4.8. High-Performance Liquid Chromatography (HPLC) Analysis of Tentoxin

The wild-type strain ZJ33 and the transformants were grown in 50 mL of liquid seed medium (30 g sucrose, 5 g peptone, 2 g NaNO3, 1 g K2HPO4, 0.5 g KCl, 1 g MgSO4·7H2O and 0.02 g FeSO4·7H2O for 1 L) at 28 °C for three days in a rotary shaker (180 rpm). Then 10 mL of the cultured seed medium was transferred into 500 mL flasks with 200 mL of modified Richard’s solution (50 g glucose, 10 g KNO3, 5 g KH2PO4, 5 g MgSO4·7H2O, 0.02 g FeCl3, 0.005 g ZnSO4, 20 mL V8 vegetable juice for 1 L) and grown at 28 °C for four weeks.
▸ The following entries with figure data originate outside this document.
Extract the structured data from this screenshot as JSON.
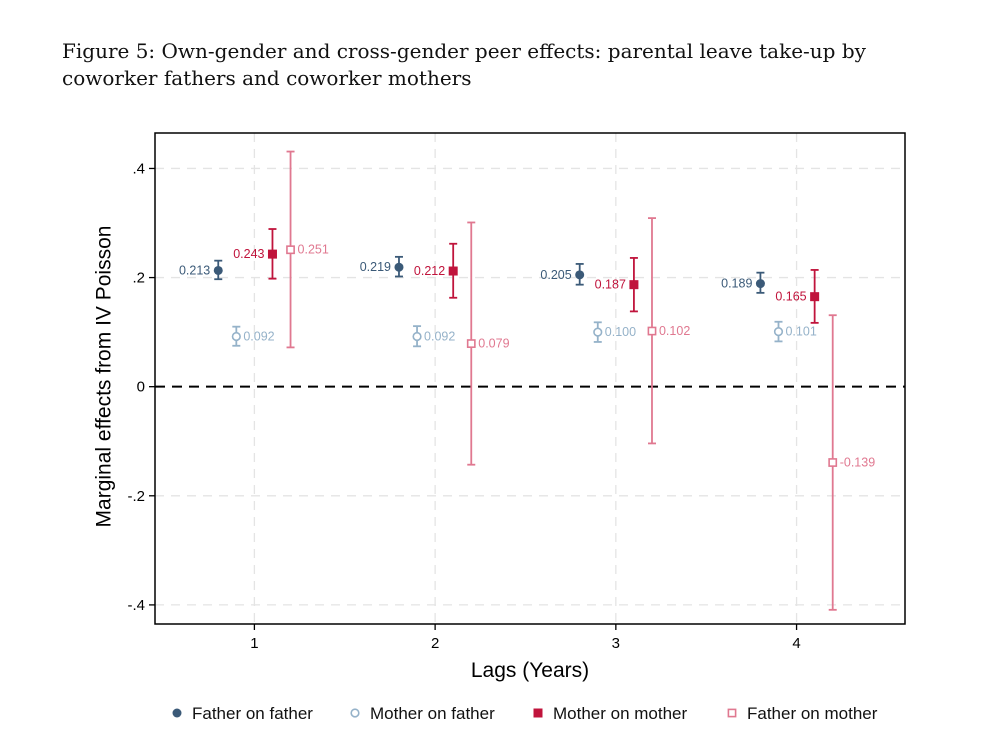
{
  "figure": {
    "caption": "Figure 5: Own-gender and cross-gender peer effects: parental leave take-up by coworker fathers and coworker mothers"
  },
  "chart_data": {
    "type": "scatter",
    "subtype": "point-with-error-bars",
    "xlabel": "Lags (Years)",
    "ylabel": "Marginal effects from IV Poisson",
    "x_ticks": [
      "1",
      "2",
      "3",
      "4"
    ],
    "y_ticks": [
      {
        "value": 0.4,
        "label": ".4"
      },
      {
        "value": 0.2,
        "label": ".2"
      },
      {
        "value": 0,
        "label": "0"
      },
      {
        "value": -0.2,
        "label": "-.2"
      },
      {
        "value": -0.4,
        "label": "-.4"
      }
    ],
    "xlim": [
      0.45,
      4.6
    ],
    "ylim": [
      -0.435,
      0.465
    ],
    "grid": true,
    "reference_line": {
      "y": 0,
      "style": "dashed"
    },
    "legend_position": "bottom",
    "series": [
      {
        "name": "Father on father",
        "marker": "filled-circle",
        "color": "#3b5a78",
        "label_side": "left",
        "offset": -0.2,
        "points": [
          {
            "x": 1,
            "y": 0.213,
            "lo": 0.197,
            "hi": 0.231,
            "label": "0.213"
          },
          {
            "x": 2,
            "y": 0.219,
            "lo": 0.202,
            "hi": 0.238,
            "label": "0.219"
          },
          {
            "x": 3,
            "y": 0.205,
            "lo": 0.187,
            "hi": 0.225,
            "label": "0.205"
          },
          {
            "x": 4,
            "y": 0.189,
            "lo": 0.172,
            "hi": 0.209,
            "label": "0.189"
          }
        ]
      },
      {
        "name": "Mother on father",
        "marker": "hollow-circle",
        "color": "#95b2c9",
        "label_side": "right",
        "offset": -0.1,
        "points": [
          {
            "x": 1,
            "y": 0.092,
            "lo": 0.075,
            "hi": 0.11,
            "label": "0.092"
          },
          {
            "x": 2,
            "y": 0.092,
            "lo": 0.074,
            "hi": 0.111,
            "label": "0.092"
          },
          {
            "x": 3,
            "y": 0.1,
            "lo": 0.082,
            "hi": 0.118,
            "label": "0.100"
          },
          {
            "x": 4,
            "y": 0.101,
            "lo": 0.083,
            "hi": 0.119,
            "label": "0.101"
          }
        ]
      },
      {
        "name": "Mother on mother",
        "marker": "filled-square",
        "color": "#c0143c",
        "label_side": "left",
        "offset": 0.1,
        "points": [
          {
            "x": 1,
            "y": 0.243,
            "lo": 0.198,
            "hi": 0.289,
            "label": "0.243"
          },
          {
            "x": 2,
            "y": 0.212,
            "lo": 0.163,
            "hi": 0.262,
            "label": "0.212"
          },
          {
            "x": 3,
            "y": 0.187,
            "lo": 0.138,
            "hi": 0.236,
            "label": "0.187"
          },
          {
            "x": 4,
            "y": 0.165,
            "lo": 0.117,
            "hi": 0.214,
            "label": "0.165"
          }
        ]
      },
      {
        "name": "Father on mother",
        "marker": "hollow-square",
        "color": "#e07890",
        "label_side": "right",
        "offset": 0.2,
        "points": [
          {
            "x": 1,
            "y": 0.251,
            "lo": 0.072,
            "hi": 0.431,
            "label": "0.251"
          },
          {
            "x": 2,
            "y": 0.079,
            "lo": -0.143,
            "hi": 0.301,
            "label": "0.079"
          },
          {
            "x": 3,
            "y": 0.102,
            "lo": -0.104,
            "hi": 0.309,
            "label": "0.102"
          },
          {
            "x": 4,
            "y": -0.139,
            "lo": -0.409,
            "hi": 0.131,
            "label": "-0.139"
          }
        ]
      }
    ]
  }
}
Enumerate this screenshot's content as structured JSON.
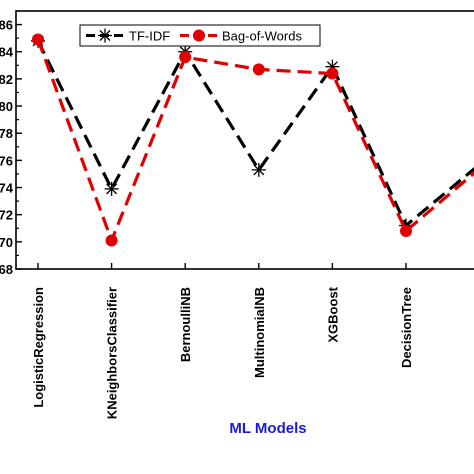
{
  "chart_data": {
    "type": "line",
    "title": "",
    "xlabel": "ML Models",
    "ylabel": "",
    "categories": [
      "LogisticRegression",
      "KNeighborsClassifier",
      "BernoulliNB",
      "MultinomialNB",
      "XGBoost",
      "DecisionTree",
      ""
    ],
    "series": [
      {
        "name": "TF-IDF",
        "values": [
          84.8,
          73.9,
          84.0,
          75.3,
          82.9,
          71.2,
          75.7
        ],
        "color": "#000000",
        "marker": "asterisk",
        "dash": "dashed"
      },
      {
        "name": "Bag-of-Words",
        "values": [
          84.9,
          70.1,
          83.6,
          82.7,
          82.4,
          70.8,
          75.4
        ],
        "color": "#e00000",
        "marker": "circle",
        "dash": "dashed"
      }
    ],
    "y_ticks": [
      "68",
      "70",
      "72",
      "74",
      "76",
      "78",
      "80",
      "82",
      "84",
      "86"
    ],
    "ylim": [
      68,
      87
    ],
    "grid": false,
    "legend_position": "top-center"
  }
}
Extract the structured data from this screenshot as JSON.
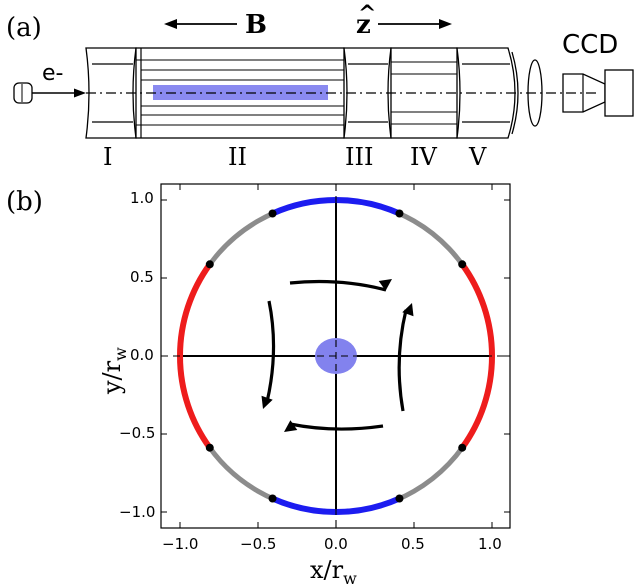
{
  "panel_a": {
    "label": "(a)",
    "electron_label": "e-",
    "field_label": "B",
    "z_label": "z",
    "z_hat": "^",
    "camera_label": "CCD",
    "segments": [
      "I",
      "II",
      "III",
      "IV",
      "V"
    ],
    "plasma_color": "#8a8af0"
  },
  "panel_b": {
    "label": "(b)",
    "x_ticks": [
      "−1.0",
      "−0.5",
      "0.0",
      "0.5",
      "1.0"
    ],
    "y_ticks": [
      "1.0",
      "0.5",
      "0.0",
      "−0.5",
      "−1.0"
    ],
    "x_label_main": "x/r",
    "x_label_sub": "w",
    "y_label_main": "y/r",
    "y_label_sub": "w",
    "colors": {
      "wall": "#8c8c8c",
      "top_bottom_electrodes": "#1c1cf0",
      "side_electrodes": "#ee1c1c",
      "plasma": "#8282ee",
      "field_lines": "#000000"
    }
  }
}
The cultured medium was filtered and extracted with 200 mL of ethyl acetate. The ethyl acetate layer was concentrated to dryness and redissolved in methanol. Standard tentoxin was purchased from Sigma-Aldrich, Co., St. Louis, MO, USA. A Shimadzu LC-20AT HPLC system and a Symmetry C18 column (4.6 × 250 mm, Waters Corporation, Milford, MA, USA) were used to analyze tentoxin. The mobile phase was gradient aqueous methanol (increased from 20% to 100% in 45 min); flow rate was 0.4 mL/min; column temperature was 35 °C; and tentoxin was detected at 285 nm.